Posteriormente, por volta do século XVIII, houve planos frustrados de se transformar a mesquita em um forte (Casbah), depois em um hospital e, mais tarde, foi alugada a tecelões, entre outras finalidades. Por volta de 1814, com a expansão da cidade do Cairo, a muralha externa foi utilizada como apoio para a construção de casas e lojas e somente em 1890 a mesquita foi reconhecida como um importante monumento histórico. Apesar desse reconhecimento a ocupação irregular continuou e, no início do século XX, a mesquita não podia mais ser avistada de fora, estando totalmente encoberta pelas edificações atópicas. A partir de 1928 todas as construções adjacentes à muralha foram retiradas, com a exceção da Casa da Mulher Cretense22 (Beit al-Kritliyya), importante exemplo da arquitetura doméstica islâmica do século XVII, que ainda hoje permanece no local com o nome de Museu Gayer-Anderson, nome de seu último morador e restaurador. Atualmente a mesquita localiza-se no distrito de Sayyida Zeinab, no interior da denominada Cairo Islâmica23 (Behrens-Abouseif, 1998; Macdonald, 1995; Yeomans, 2006).

Em termos cronológicos, Ahmad Ibn Tulun foi a terceira mesquita a ser construída no Cairo e é a mais antiga remanescente na atualidade. Possui um projeto arquitetônico inovador, pois foi a primeira mesquita a possuir arcos em ponta, que depois foram denominados no Ocidente “arcos góticos”24: “Esses exemplos de arcos em ponta antecedem quase todos os exemplos europeus por cerca de três séculos” (Cruickshank, 1896/2001, p. 591). Tal como a Grande Mesquita de Samarra25, no atual Iraque, foi construída com tijolos de barro vermelho de excelente qualidade, evitando-se a reutilização de pedras de outros monumentos pré-existentes para a confecção de colunas, segundo uma arquitetura hypostyle26, i.e., empregando um grande número de colunas, como uma floresta, para suportar uma cobertura plana.

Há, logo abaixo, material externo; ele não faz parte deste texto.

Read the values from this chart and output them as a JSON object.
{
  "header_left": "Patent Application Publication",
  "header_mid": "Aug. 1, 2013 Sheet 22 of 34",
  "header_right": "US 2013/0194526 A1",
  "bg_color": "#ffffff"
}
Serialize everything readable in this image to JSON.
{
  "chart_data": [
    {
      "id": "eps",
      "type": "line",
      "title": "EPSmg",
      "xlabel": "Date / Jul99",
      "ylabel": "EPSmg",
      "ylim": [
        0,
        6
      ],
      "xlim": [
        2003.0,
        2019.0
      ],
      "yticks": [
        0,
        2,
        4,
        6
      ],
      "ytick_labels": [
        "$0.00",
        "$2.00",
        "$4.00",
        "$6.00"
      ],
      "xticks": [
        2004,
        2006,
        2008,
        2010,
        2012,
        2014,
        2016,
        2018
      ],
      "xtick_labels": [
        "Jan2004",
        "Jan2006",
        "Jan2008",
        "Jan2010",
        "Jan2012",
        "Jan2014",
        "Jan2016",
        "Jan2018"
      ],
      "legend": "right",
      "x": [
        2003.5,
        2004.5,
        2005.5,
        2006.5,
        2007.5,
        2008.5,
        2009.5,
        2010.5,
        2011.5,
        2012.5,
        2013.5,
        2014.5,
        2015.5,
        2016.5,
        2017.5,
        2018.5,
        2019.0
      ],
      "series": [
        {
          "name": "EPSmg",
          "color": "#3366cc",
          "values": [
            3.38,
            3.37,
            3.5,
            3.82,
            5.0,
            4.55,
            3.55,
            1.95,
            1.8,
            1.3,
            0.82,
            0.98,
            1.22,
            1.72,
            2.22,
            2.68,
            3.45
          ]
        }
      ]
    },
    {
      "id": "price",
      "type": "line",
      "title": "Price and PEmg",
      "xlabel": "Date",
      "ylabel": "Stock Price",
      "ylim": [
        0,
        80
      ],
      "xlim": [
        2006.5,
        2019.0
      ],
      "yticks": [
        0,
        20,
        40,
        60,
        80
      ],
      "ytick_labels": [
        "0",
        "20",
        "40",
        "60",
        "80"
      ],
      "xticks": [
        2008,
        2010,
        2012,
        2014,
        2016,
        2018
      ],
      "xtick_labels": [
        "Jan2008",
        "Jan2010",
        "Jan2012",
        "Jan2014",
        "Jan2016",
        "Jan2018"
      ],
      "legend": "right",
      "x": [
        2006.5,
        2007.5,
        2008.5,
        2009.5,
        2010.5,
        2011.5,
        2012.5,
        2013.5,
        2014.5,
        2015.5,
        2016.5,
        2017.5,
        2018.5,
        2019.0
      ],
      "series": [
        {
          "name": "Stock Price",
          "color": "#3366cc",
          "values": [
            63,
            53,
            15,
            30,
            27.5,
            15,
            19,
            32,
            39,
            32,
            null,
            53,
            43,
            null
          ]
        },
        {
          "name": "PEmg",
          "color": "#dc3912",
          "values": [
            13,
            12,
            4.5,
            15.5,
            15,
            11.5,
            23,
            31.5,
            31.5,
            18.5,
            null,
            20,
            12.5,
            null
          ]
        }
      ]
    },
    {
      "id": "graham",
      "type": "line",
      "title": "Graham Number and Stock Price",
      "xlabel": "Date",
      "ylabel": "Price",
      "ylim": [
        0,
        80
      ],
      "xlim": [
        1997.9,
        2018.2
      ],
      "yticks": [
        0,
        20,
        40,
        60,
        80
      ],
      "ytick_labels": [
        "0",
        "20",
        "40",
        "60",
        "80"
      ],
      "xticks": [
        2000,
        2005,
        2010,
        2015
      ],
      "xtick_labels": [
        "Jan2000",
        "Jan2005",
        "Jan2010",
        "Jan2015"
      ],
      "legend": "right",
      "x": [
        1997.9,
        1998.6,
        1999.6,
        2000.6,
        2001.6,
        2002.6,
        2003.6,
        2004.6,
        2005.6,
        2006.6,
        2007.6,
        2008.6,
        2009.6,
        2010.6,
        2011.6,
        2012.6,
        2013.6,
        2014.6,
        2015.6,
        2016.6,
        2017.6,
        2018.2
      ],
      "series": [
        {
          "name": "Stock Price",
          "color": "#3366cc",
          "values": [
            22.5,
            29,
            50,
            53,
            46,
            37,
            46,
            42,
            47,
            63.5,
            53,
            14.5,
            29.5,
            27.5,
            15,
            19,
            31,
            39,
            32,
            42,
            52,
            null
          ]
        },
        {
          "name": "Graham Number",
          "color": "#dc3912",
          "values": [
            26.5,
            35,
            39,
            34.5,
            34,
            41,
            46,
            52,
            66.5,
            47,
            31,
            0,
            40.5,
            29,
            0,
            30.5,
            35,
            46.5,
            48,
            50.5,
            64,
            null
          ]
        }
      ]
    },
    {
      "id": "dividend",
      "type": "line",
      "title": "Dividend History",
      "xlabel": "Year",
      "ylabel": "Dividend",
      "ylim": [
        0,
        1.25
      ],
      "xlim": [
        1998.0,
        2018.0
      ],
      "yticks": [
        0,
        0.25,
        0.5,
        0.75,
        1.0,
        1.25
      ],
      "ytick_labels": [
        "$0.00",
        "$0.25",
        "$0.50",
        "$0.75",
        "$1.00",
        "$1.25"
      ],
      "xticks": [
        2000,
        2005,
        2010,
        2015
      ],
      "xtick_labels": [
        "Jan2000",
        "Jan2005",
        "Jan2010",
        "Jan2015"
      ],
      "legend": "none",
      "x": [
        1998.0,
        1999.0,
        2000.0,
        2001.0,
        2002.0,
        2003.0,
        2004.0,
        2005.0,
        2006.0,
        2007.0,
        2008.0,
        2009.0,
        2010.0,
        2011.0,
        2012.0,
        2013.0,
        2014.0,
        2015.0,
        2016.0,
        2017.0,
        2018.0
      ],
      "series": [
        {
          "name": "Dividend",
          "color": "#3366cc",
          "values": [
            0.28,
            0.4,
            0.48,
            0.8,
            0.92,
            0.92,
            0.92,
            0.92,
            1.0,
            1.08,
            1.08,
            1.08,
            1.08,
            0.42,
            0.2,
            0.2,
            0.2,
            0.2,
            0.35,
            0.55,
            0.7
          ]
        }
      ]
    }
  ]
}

Possui um total de 26.318 metros quadrados de área e é cercada por uma muralha crenelada medindo 118 por 138 metros, que separa o espaço sagrado das ruas agitadas que a circundam. Entre a muralha e o prédio da mesquita – com exceção do lado qibla27, i.e., voltado para Meca – existem corredores denominados ziyadas (Figura 2), com aproximadamente 19 metros de largura.

 

Figura 2. Corredor (Zyada) Sul da Mesquita Ahmad Ibn Tulun (Egito)

 

O plano arquitetônico da mesquita (Figura 3) é baseado na superposição de dois retângulos sobre um quadrado. No centro da construção há um grande pátio aberto (sahn), medindo 92 por 92 metros. No pavimento desse pátio interno está desenhada uma estrutura radial, através do emprego de dois tipos de pedras de tonalidades contrastantes, que conduzem ao centro do pátio.

 

Figura 3. Plano Arquitetônico da Mesquita Ahmad Ibn Tulun (Egito)

 

No centro do pátio existe uma edificação cúbica (Figura 4), encimada por uma estrutura octogonal com degraus e coberta por um domo, contando com quatro arcos em ponta de cada lado, quatro janelas sobre os arcos e doze pequenas aberturas em sua parte superior; no lado interno há uma bacia octogonal com a fonte em seu centro. Embora esteja harmonicamente integrada ao conjunto da mesquita, pelas suas proporções e simplicidade de forma, essa edificação possui algumas características da arquitetura mameluca28, visto que foi o sultão Lajin que substituiu a antiga estrutura que havia sido danificada pelo fogo em 986.

 

Figura 4. Edificação Sobre a Fonte da Mesquita Ahmad Ibn Tulun (Egito)

 

O historiador Ibn Duqmaq (citado por Yeomans, 2006) descreve sua antiga aparência: “A fauwara (fonte ornamental) ficava no meio do sahn (pátio interno) e sobre ela havia um domo dourado sobre dez colunas de mármore e ao seu redor 16 colunas de mármore com um piso de mármore”29 (p. 34).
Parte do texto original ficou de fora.